In the rapidly evolving era of generative AI, artists, entertainers, and performers are stepping up their opposition against AI companies that use their creations for training data without their consent. This practice has prompted several lawsuits, some directed at OpenAI, the creator of ChatGPT. Central to these grievances is the extensive use of multimedia data, including written and visual content produced by artists, to train commercial AI products.
One practice that has stirred controversy is the scraping of material from the internet for training datasets. Initially embraced by artists for indexing their work for search results, it is now met with opposition due to AI’s ability to generate competing content. However, artists are not merely resorting to legal action; they are taking a proactive approach by harnessing technology to protect their work. One such solution is Nightshade, an open-source tool still in development.
Nightshade was developed by researchers at the University of Chicago, led by computer science professor Ben Zhao. It serves as an optional feature for Glaze, another online tool that cloaks digital artwork and subtly alters its pixels to confound AI models regarding its style. Nightshade takes the counterattack a step further by causing AI models to learn incorrect labels for the objects and scenes in images.
For instance, Nightshade can make an image of a dog appear as a cat to an AI model. After learning from just 50 such manipulated images, the AI starts producing bizarre images of dogs with strange characteristics. With 100 poison samples, the AI consistently generates a cat when requested to create a dog. After 300 samples, any request for a cat yields a near-perfect dog image.

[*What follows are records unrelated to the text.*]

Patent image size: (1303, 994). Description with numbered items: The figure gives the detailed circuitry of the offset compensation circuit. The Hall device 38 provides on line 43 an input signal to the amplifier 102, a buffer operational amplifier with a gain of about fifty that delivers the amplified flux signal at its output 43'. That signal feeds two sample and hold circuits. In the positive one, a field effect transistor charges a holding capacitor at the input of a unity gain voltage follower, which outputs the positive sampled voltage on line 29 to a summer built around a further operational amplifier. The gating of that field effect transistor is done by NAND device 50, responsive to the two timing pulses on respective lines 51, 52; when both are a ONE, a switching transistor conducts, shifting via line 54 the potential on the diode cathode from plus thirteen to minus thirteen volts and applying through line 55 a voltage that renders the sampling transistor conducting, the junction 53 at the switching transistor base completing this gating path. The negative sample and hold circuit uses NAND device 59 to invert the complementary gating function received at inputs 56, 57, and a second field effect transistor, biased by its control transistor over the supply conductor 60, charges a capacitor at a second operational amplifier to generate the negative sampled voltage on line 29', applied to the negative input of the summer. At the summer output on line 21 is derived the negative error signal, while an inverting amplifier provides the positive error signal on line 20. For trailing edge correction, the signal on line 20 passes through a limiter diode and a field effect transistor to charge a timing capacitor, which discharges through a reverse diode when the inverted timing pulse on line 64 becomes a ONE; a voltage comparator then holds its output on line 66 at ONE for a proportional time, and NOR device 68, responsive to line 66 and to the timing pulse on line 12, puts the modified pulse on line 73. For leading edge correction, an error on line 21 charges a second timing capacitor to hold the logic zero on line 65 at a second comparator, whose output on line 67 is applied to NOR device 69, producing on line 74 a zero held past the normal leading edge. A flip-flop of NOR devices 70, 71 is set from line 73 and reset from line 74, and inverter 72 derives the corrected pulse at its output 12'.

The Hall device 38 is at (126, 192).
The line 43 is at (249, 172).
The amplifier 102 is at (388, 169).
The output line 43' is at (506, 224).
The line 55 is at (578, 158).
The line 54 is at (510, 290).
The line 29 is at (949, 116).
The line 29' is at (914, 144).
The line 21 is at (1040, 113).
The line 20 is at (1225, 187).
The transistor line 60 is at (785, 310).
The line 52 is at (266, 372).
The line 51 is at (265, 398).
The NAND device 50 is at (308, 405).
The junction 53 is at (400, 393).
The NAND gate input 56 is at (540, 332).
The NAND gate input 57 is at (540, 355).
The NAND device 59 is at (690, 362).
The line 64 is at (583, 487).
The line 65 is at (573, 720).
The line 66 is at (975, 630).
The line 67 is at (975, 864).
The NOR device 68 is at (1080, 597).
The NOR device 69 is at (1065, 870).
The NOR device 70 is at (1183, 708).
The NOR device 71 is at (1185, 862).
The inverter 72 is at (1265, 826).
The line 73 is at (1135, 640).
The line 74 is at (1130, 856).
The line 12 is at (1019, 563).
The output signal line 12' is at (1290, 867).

Researchers achieved these results using Stable Diffusion, an open-source text-to-image generation model.
The peculiar operation of generative AI models, which group related words and concepts into spatial clusters called “embeddings,” allows Nightshade to even mislead AI models into generating cats in response to words like “husky,” “puppy,” and “wolf.”
One of the notable challenges with Nightshade’s data poisoning technique is its subtle nature. Poisoned pixels are virtually imperceptible to the human eye and pose difficulties for software data-scraping tools to detect. Detecting and removing images with poisoned pixels in AI training datasets is a significant task. If AI models have already been trained using these images, they may require retraining.
While acknowledging the potential for misuse, the researchers’ primary aim is to empower artists and restore the balance of power from AI companies to creators. Nightshade serves as a powerful deterrent against infringing on artists’ copyright and intellectual property. The researchers have submitted their work on Nightshade for peer review at the computer security conference Unisex.
In the ongoing struggle between AI companies and artists over creative ownership and the utilization of their works, Nightshade emerges as a promising tool, providing creators with a means to assert control over their art in the age of generative AI.